Dickinsonia werd voor het eerst ontdekt in de jaren 40 en sindsdien wetenschappers hebben gedebatteerd of de fossielen bewijs vertoonden van zelfgestuurde beweging. Om dit te testen, het was cruciaal dat Evans kon analyseren hoe meerdere wezens die in hetzelfde gebied leefden zich gedroegen ten opzichte van elkaar.
Evans en studie co-auteur Mary Droser, een UCR-hoogleraar paleontologie, redeneerde dat als Dickinsonia op golven zou rijden of in stormen zou vallen, dan zouden alle individuen in hetzelfde gebied in dezelfde richting zijn verplaatst.
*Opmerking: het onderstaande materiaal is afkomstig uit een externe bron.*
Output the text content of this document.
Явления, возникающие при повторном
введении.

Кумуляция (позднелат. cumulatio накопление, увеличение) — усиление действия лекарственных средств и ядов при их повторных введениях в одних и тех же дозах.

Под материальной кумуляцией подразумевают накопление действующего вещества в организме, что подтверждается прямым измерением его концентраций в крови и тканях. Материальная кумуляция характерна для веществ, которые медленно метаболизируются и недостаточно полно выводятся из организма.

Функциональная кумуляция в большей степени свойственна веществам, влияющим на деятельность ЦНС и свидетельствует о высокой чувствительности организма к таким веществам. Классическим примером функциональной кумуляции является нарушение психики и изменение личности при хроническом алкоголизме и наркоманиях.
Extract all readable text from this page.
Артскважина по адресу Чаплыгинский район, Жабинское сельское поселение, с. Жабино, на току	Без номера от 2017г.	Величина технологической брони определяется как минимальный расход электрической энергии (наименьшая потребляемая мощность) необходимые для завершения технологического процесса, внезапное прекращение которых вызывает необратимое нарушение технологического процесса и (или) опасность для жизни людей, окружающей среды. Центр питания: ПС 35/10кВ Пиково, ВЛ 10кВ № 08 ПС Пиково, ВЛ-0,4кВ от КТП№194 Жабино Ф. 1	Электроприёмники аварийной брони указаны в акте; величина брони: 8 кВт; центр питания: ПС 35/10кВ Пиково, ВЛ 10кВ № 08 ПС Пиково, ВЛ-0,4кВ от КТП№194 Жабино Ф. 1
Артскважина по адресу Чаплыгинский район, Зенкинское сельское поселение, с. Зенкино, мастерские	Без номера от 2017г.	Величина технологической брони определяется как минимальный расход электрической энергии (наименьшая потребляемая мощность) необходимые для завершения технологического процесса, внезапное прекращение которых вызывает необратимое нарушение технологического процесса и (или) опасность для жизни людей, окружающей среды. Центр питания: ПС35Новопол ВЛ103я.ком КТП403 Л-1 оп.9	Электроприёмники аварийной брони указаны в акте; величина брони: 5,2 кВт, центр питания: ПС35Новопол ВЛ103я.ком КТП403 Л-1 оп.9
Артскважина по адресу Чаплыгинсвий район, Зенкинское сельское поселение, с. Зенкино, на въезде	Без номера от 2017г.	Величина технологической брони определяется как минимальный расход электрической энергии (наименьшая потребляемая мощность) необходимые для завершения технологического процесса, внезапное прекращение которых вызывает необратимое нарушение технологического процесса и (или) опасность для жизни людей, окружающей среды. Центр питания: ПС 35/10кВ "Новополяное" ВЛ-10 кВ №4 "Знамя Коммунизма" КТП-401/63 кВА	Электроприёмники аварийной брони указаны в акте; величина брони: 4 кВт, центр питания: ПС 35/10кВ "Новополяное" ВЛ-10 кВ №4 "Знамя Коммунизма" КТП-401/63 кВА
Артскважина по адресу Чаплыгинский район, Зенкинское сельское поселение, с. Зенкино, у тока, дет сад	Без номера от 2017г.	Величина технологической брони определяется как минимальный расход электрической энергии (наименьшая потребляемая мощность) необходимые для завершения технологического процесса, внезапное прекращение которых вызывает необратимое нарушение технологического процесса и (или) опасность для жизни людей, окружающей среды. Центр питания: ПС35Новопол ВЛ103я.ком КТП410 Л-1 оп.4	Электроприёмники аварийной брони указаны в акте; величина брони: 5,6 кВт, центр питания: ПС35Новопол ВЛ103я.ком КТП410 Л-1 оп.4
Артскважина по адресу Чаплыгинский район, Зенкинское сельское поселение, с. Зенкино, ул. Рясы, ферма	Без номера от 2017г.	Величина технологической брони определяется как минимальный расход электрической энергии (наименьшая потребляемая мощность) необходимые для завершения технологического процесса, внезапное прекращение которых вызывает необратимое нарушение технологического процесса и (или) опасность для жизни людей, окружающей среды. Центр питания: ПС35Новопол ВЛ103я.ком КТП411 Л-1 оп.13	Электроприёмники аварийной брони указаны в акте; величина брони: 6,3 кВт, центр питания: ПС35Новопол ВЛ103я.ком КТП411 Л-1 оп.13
Echter, dat is niet wat het bewijs laat zien.
Oud Dickinsonia-fossiel opgegraven in de Australische outback. Krediet:Scott Evans / UCR
"Meerdere fossielen binnen dezelfde gemeenschap vertoonden willekeurige bewegingen die helemaal niet consistent waren met waterstromingen, ' zei Evans.
Kritisch, Evans was in staat om fossiele gemeenschappen te gebruiken in de Australische outback, opgegraven door Droser en mede-auteur James Gehling van het South Australian Museum. Het duo heeft systematisch grote bedoppervlakken opgegraven met maar liefst 200 Dickinsonia-fossielen, Evans te laten testen of de groepen dieren in dezelfde of verschillende richtingen bewogen, zei Evans.
Het team analyseerde ook de richtingen die door individuele Dickinsonia werden afgelegd.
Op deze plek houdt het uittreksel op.